January 10, 2017

The Final Act

Waferinos and Other Fellow Travelers-

I was going to post the following short essay on January 20th, but as the previous post was fast approaching the 200-item comment limit, I decided I might as well unload this now. Enjoy! (well, maybe not)

For those of us who were around at the time, it seemed beyond belief that Richard Nixon, little more than a two-bit hood and a red-baiter, could actually become president of the United States. And the damage he did to the country was immense: Kent State, Chile, Southeast Asia, Watergate, and so on. With Nixon, we became a different country, and hardly a better one.

And then there was Reagan. Who could have imagined that this knucklehead, as Philip Roth has called him, this B-movie actor, could accede to the presidency? But there he was, with a simplistic economic theory that dramatically widened the gap between rich and poor, and a budget that tripled the national debt and poured wasted billions into the military. As in the case of Nixon, he was another downturn from which we have never really recovered. His destructive legacy is with us to this day.

But with Trump: well, this is really our last gasp. The final years of the Roman Empire produced, as emperors, folks who were little more than bad jokes, including imbeciles and children. And this is where we too have arrived. Sitting now in the Oval Office is a cartoon character: a man who has no political experience or qualifications to be president; who touts an absurd haircut; who is a vulgar boor; and who is, nevertheless, the logical culmination of 400 years of hustling—what America is finally and nakedly all about. As the comedian George Carlin used to say, our leaders are representative; they don’t just descend from Mars.

In retrospect, it is clear that Nixon and Reagan were dress rehearsals for The Final Act. They too were unfit for the presidency, and the havoc they wreaked on America and the rest of the world is proof of this. But Trump is somehow in a different category, because he comes across as surreal, an error of a different magnitude than Nixon or Reagan, as grotesque as they were. This is Reality TV on steroids, and I think we can expect that as huge as was the damage inflicted on the nation by Tricky Dick and “the Gipper” (read: clown), the damage that Trump is going to inflict on it will be that much greater. The US will end, not with a bang or a whimper, but on a bad joke.

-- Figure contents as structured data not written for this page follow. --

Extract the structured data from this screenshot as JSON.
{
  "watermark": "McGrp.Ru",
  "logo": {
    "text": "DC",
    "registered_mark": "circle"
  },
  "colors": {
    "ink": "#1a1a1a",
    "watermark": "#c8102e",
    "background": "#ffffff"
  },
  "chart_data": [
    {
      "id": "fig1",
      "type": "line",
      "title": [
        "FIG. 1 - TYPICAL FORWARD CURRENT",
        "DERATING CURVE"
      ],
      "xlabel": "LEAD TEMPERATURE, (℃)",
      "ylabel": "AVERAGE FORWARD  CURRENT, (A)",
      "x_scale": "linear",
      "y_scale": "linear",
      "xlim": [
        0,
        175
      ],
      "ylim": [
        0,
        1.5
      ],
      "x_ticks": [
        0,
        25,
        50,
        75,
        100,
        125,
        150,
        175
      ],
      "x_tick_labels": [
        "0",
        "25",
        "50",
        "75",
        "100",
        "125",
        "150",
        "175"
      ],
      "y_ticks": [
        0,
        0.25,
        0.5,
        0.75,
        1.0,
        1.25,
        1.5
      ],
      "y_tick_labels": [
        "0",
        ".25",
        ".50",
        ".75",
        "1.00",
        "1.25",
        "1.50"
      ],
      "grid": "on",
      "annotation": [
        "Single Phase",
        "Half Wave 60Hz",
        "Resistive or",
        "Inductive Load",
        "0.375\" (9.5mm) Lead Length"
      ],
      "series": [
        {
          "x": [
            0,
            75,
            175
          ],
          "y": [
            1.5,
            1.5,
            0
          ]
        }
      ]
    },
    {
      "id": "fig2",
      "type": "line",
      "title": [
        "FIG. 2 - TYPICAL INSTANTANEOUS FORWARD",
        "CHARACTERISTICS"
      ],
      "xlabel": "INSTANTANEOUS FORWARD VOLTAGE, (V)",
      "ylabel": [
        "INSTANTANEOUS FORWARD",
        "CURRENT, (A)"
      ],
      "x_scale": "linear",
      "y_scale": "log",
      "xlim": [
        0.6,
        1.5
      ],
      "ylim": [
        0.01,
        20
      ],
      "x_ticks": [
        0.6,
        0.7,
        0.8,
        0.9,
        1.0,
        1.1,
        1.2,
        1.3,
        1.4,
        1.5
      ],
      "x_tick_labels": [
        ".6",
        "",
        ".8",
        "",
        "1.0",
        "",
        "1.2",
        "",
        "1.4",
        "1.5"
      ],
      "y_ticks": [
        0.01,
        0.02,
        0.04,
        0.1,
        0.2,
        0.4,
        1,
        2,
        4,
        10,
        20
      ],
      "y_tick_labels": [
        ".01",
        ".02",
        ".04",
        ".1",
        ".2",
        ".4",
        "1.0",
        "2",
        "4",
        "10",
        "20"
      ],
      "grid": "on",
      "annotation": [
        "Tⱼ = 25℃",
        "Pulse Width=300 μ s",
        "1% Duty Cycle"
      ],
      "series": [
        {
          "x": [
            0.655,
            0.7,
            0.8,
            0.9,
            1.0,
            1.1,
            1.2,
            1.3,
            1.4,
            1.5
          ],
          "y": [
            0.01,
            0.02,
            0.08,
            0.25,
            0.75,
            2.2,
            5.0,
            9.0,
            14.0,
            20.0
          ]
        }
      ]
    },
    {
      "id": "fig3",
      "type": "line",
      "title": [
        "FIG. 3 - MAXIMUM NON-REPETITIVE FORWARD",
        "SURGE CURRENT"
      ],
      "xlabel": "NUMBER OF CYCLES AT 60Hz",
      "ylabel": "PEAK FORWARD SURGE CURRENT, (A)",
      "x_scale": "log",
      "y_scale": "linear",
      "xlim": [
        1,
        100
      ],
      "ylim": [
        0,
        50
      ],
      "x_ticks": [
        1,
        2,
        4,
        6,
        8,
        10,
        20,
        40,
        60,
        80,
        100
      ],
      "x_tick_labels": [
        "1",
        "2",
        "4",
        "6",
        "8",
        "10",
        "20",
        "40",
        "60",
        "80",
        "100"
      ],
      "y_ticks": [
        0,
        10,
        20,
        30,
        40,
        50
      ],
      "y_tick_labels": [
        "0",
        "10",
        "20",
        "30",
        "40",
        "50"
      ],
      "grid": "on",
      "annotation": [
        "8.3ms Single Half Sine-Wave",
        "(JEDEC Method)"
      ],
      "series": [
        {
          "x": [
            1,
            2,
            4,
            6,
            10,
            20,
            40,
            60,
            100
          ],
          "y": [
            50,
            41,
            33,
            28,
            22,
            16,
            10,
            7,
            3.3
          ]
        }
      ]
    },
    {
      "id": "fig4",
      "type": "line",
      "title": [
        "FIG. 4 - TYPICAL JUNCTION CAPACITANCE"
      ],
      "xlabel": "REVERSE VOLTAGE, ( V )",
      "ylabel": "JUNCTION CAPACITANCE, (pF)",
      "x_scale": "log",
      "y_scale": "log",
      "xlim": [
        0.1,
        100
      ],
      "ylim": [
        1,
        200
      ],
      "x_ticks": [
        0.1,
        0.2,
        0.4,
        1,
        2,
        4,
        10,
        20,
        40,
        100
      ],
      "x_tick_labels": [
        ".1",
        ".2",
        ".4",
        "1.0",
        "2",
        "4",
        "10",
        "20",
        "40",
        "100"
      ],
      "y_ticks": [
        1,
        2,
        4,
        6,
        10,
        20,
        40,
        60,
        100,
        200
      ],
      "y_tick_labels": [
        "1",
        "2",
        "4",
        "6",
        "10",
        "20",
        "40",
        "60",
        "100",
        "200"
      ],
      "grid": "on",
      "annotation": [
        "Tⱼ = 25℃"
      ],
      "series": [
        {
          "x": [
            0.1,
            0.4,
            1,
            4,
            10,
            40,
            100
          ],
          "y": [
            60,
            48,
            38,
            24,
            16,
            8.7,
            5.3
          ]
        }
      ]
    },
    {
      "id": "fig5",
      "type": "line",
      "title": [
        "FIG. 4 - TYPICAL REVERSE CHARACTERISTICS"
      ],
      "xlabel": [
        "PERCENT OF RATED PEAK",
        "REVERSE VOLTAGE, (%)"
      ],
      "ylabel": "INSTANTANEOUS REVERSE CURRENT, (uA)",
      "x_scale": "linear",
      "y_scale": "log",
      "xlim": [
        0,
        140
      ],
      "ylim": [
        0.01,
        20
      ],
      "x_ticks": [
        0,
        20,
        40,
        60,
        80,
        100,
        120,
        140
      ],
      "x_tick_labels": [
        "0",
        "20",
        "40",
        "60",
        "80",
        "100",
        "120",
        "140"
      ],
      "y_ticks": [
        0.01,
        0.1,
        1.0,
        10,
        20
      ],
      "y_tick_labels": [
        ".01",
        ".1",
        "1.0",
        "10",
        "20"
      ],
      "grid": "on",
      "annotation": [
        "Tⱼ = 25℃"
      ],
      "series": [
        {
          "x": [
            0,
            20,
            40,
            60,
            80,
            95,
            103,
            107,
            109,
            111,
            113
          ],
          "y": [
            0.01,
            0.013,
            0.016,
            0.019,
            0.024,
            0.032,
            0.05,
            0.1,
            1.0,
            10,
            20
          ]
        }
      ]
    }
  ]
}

And it’s just as well. No civilization lasts forever, and our time is clearly up. What are we, really? A genocidal war machine run by a plutocracy and cheered on by a citizenry that has the political sophistication of a five-year old. A nation so cruel that in some states, it is a crime to feed the homeless, and where the police routinely gun down unarmed civilians. A place where torture is now legal, and where the government has the right to arbitrarily rub out anyone it dislikes—including American citizens on American soil. A country almost completely lacking in community and friendship, where no one trusts anyone else, and where daily relationships are of the dog-eat-dog variety. And where the focus of the left is not on the relations of class and power, as it had traditionally been, but on politically correct language, and the legalities of who has the right to use transgender bathrooms. What, indeed, remains of the US today, where “democracy” is but a façade, a hollow shell?

To put it another way, then, Trump is karma writ large, the perfect agent for our Final Act. He is clearly what Hegel referred to as a “world historical individual,” a lightning rod for the major trends of our time. It could well be the case that by the time he finishes with the US, there won’t be very much left to finish.

In the meantime, us Wafers just watch the drama and shake our heads. Who could have guessed that God, or History, or the Zeitgeist, would turn out to have such a perverse sense of humor?